Get the trees in the ground as soon as you can. Dried out roots or suffocating in a plastic bag will be far worse for them than a bit of frost when they are in the ground - they are all very hardy. If the ground they are to go in is ready now and the soil is not actually rock hard, unwrap the tree roots, stand them in a bucket of water for an hour or two, then get them planted PDQ. If you can't plant them where you want them then 'heel them in' - i.e. plant them somewhere that the soil is loose enough for you to be able to lift them again easily when you've done your prep (I tend to use the veg beds that are cleared at this time of year as a temporary holding position.) But definitely don't leave them in the plastic, out of the ground.
The griselina, if they are in pots with compost can wait if you protect the pots from freezing solid and water only lightly. it's not a plant I know but I think they are fairly hardy, in which case there's no reason to delay planting them unless the soil is so hard you can't actually dig a decent hole for them - most hardy shrubs are OK to plant now, but someone who knows that plant may come along shortly and disagree.........
Well I am not going to disagree with anything you have said rasingirl
Plant as soon as possible unless, as RG says, the ground is frozen or water logged.
Unwrap the bare roots and soak them in a bucket of cold water for an hour or two to rehydrate them while you prepare the planting holes. Plant them to the depth of their original soil mark and water well. Mulch with some good compost and keep them watered during this first year of growth.
If in pots, do as RG says and keep the pots insulated from frost.
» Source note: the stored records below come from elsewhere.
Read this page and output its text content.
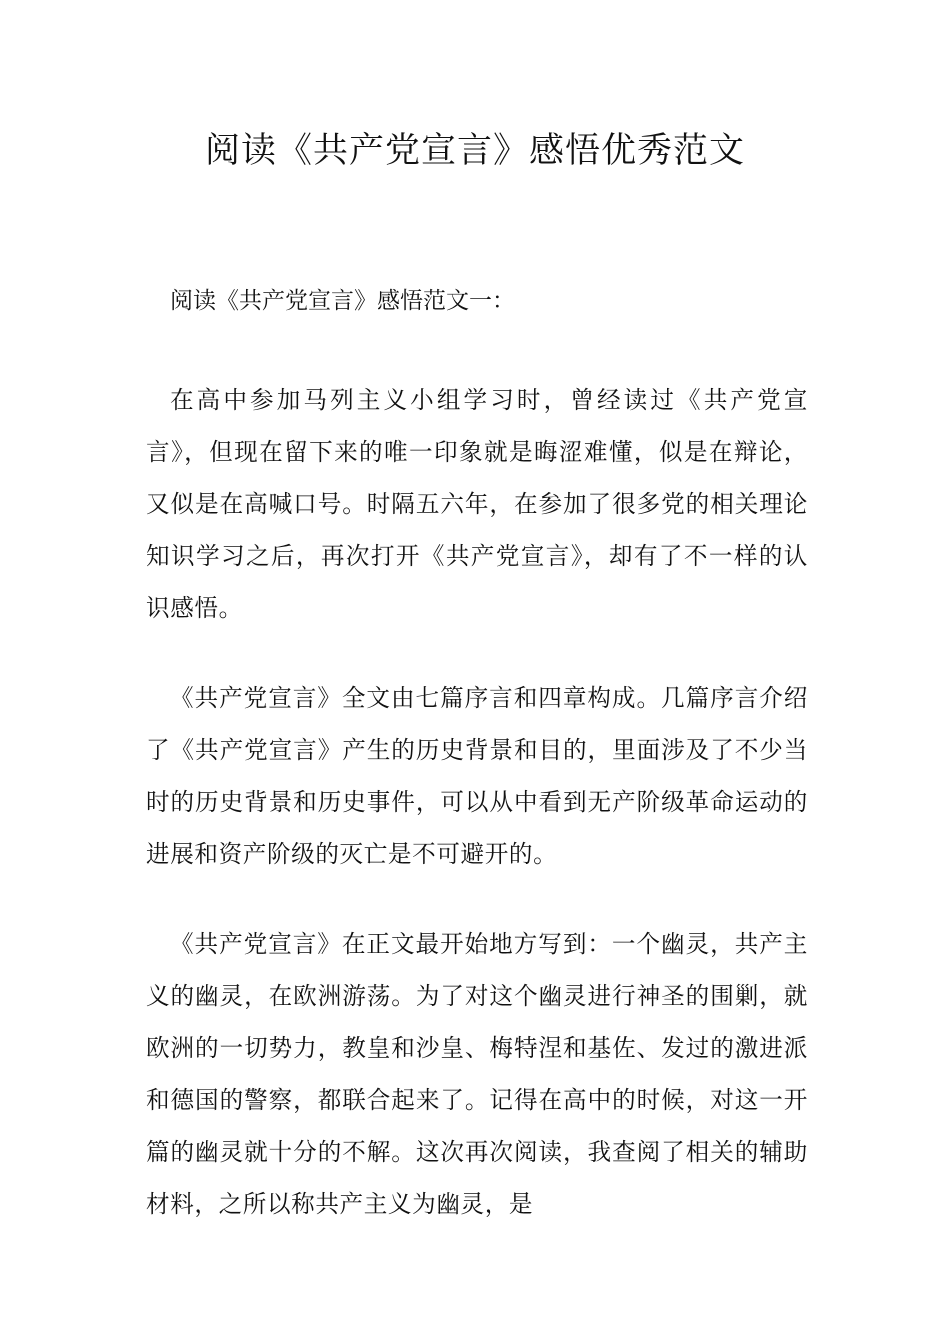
阅读《共产党宣言》感悟优秀范文

阅读《共产党宣言》感悟范文一：

在高中参加马列主义小组学习时，曾经读过《共产党宣言》，但现在留下来的唯一印象就是晦涩难懂，似是在辩论，又似是在高喊口号。时隔五六年，在参加了很多党的相关理论知识学习之后，再次打开《共产党宣言》，却有了不一样的认识感悟。

《共产党宣言》全文由七篇序言和四章构成。几篇序言介绍了《共产党宣言》产生的历史背景和目的，里面涉及了不少当时的历史背景和历史事件，可以从中看到无产阶级革命运动的进展和资产阶级的灭亡是不可避开的。

《共产党宣言》在正文最开始地方写到：一个幽灵，共产主义的幽灵，在欧洲游荡。为了对这个幽灵进行神圣的围剿，就欧洲的一切势力，教皇和沙皇、梅特涅和基佐、发过的激进派和德国的警察，都联合起来了。记得在高中的时候，对这一开篇的幽灵就十分的不解。这次再次阅读，我查阅了相关的辅助材料，之所以称共产主义为幽灵，是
Just before planting, dunk the pots in a bucket of water till no more air bubbles appear and then plant at teh same depth as before and water as above.
"We don't stop playing because we grow old; we grow old because we stop playing." - George Bernard Shaw
Thanks everyone. Going to get the trees at least in tomorrow as only fine rain forecast and it’s been quite wet so the soil should be soft and well watered. Have got some Rootgrow as recommended by the supplier of the trees also. If we have time and it’s not torrential, might put the Griselinia in also!
Thanks again and happy gardening!
Also, current best advice on planting hole is no deeper than the roots but make the hole twice as wide as it needs to be to give the roots space to spread. I've heard square holes too now to make the roots work hard to anchor the tree. I read in a book on garden myths that there's no need to stake trees unless they're really exposed. If you must stake only secure it a third of the way up and only for a year at most.
I like the advice on wide holes -- I wonder whether I lost my Japanese wineberry due to the dug out and compost-refilled hole becoming a sump. Something to watch out for if you dig a hole in even mildly compacted soil.